Look for the Republican-controlled legislature to enact it sometime between now and when pterodactyls again roam the skies.
The China Syndrome
While "embedded" has become the latest in trendy phrases for journalism geeks, The Plain Dealer opted not to send a reporter to cover the fighting in Iraq.
"What we wanted to do was to say, 'What will we bring special to this story if we send somebody there?'" says Editor Doug Clifton. "And we concluded, 'Nothing.'"
The Arizona Republic and the Chicago Sun-Times are reportedly the only papers among the top 20 in circulation not to field a war reporter.

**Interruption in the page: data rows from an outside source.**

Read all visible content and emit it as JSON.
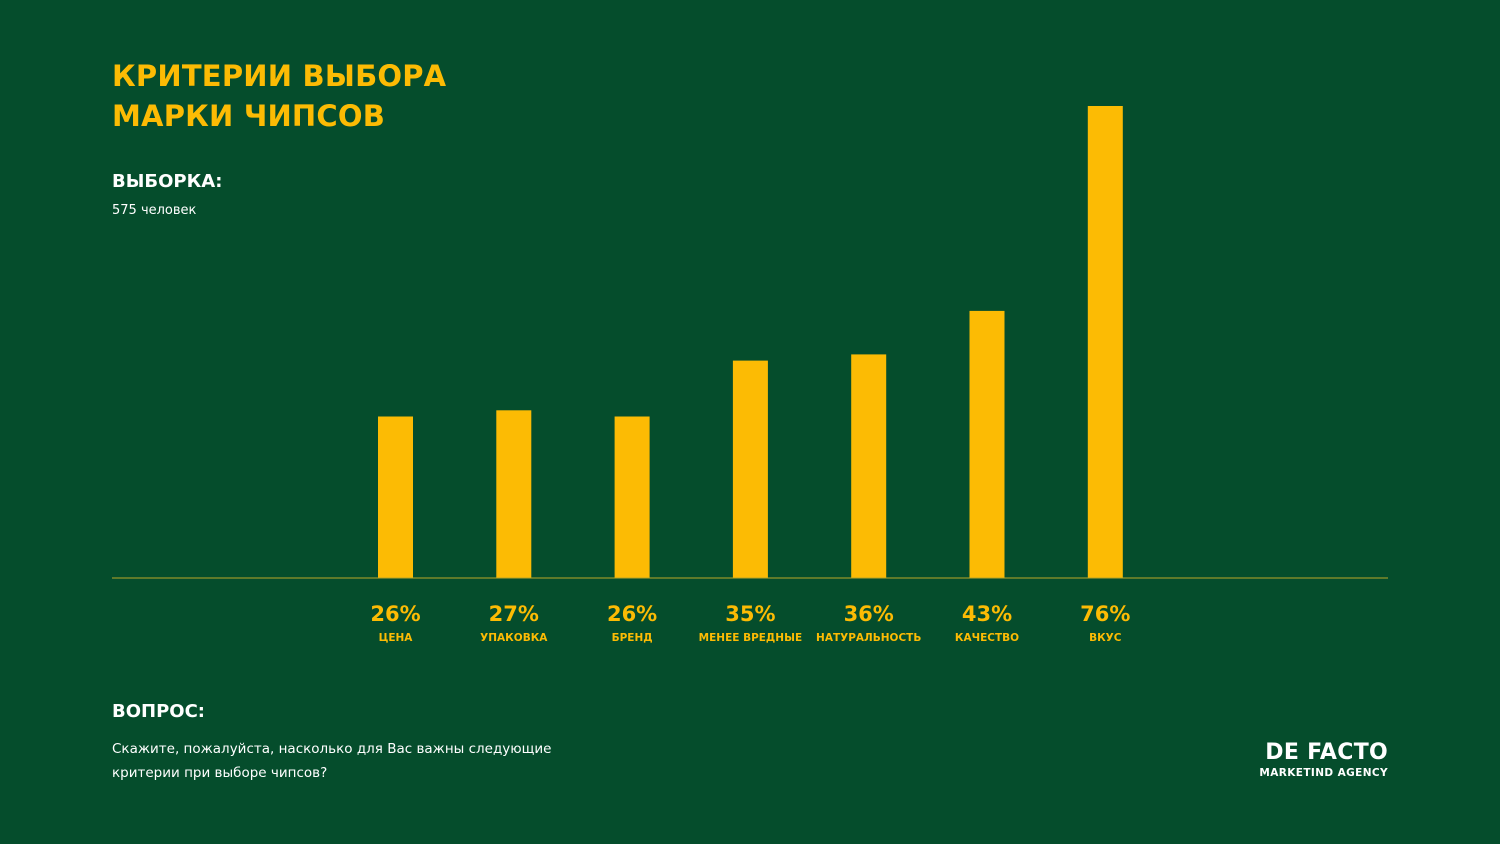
{
  "colors": {
    "background": "#054d2c",
    "accent": "#fcbb04",
    "text": "#ffffff",
    "baseline": "#b9a629"
  },
  "title_lines": [
    "КРИТЕРИИ ВЫБОРА",
    "МАРКИ ЧИПСОВ"
  ],
  "sample": {
    "label": "ВЫБОРКА:",
    "value": "575 человек"
  },
  "question": {
    "label": "ВОПРОС:",
    "lines": [
      "Скажите, пожалуйста, насколько для Вас важны следующие",
      "критерии при выборе чипсов?"
    ]
  },
  "logo": {
    "name": "DE FACTO",
    "subtitle": "MARKETIND AGENCY"
  },
  "chart_data": {
    "type": "bar",
    "categories": [
      "ЦЕНА",
      "УПАКОВКА",
      "БРЕНД",
      "МЕНЕЕ ВРЕДНЫЕ",
      "НАТУРАЛЬНОСТЬ",
      "КАЧЕСТВО",
      "ВКУС"
    ],
    "values": [
      26,
      27,
      26,
      35,
      36,
      43,
      76
    ],
    "value_labels": [
      "26%",
      "27%",
      "26%",
      "35%",
      "36%",
      "43%",
      "76%"
    ],
    "ylim": [
      0,
      76
    ],
    "grid": false,
    "legend": "none"
  }
}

The PD falls just outside the top 20.
Instead, The PD has relied on The New York Times, The Washington Post, and other news services to bring news from the battlefront. Clifton wanted to avoid the obligation of printing a staff reporter's dispatches, no matter their relevance. He believes newspapers often fall prey to the "China Syndrome." When Clifton worked at the Miami Herald, a reporter was granted a visa to work in Beijing. It proved valuable for a time. "As the years went by, the China story became less front-page news," he says. "But in the Miami Herald, China got covered better than damn near anything, because we had our correspondent there."
As for his minions at 1801 Superior, Clifton doesn't know if they're unhappy they missed their combat closeup. Frankly, he doesn't care. "Covering a war isn't like a recreation or travel assignment."
Hate, it ain't
Scene writer David Martin has been named a winner in the 50th annual Unity Awards in Media, a national competition that recognizes "outstanding coverage of minorities or the disadvantaged." Martin's story "White Power Outage" (March 7, 2002) won for political reporting.
The article challenged the notion that Ohio is a hotbed of hate groups. Though one report said there were 73 white nationalist groups operating in the state, Martin discovered that most have "dissolved, or amount to little more than a guy with a copy of Mein Kampf and a Yahoo! account." Other winners included Time, Newsweek, and The Wall Street Journal.
In other self-congratulatory news, Scene writer Pete Kotz was honored by the National Education Writers Association. His column "Welcome to Cheaptown" (May 9, 2002) received a special citation -- a polite way of saying he finished third -- for opinion writing in the group's annual awards competition. The column excoriated Strongsville for repeatedly voting down school levies -- despite having the fourth-highest household income in the county. The Boston Globe and The New York Times finished first and second, respectively.
The Nordonia mob
A 14-year-old from Nordonia Middle School is alleged to have organized a mob ring with at least a dozen dues-paying members. Their plot: Get rich by hacking into computers, stealing, selling candy, and/or prostituting female classmates. But, as with most Mafia families whose members can't shave, this one didn't last.
Punch actually assisted the Summit County Sheriff's Department by posing as a mobster while wearing a wire. An excerpt from that meeting:
The Don: "Umm . . . dude . . . what are you, like 40?"
Punch: [speaking in cracked voice] "Puberty's a bitch. Fuhgettaboutit!"
Don: "Whatever. You told me over the phone you were 14 and that you'd make us an offer we couldn't refuse."
Punch: "Bada bing! My crew has certain product your organization might be interested in. There are several varieties: Samoas, Thin Mints, Aloha Chips --"
Don: "Wait. You want us to sell Girl Scout cookies? Do they at least have drugs in 'em?"
Punch: "If they did, you think they'd say so on the package? Try eating one. I dare you."
Then we ate cookies and played Grand Theft Auto II. The Don's mom told us we had to be in bed by 10, but we were totally up till 10:30.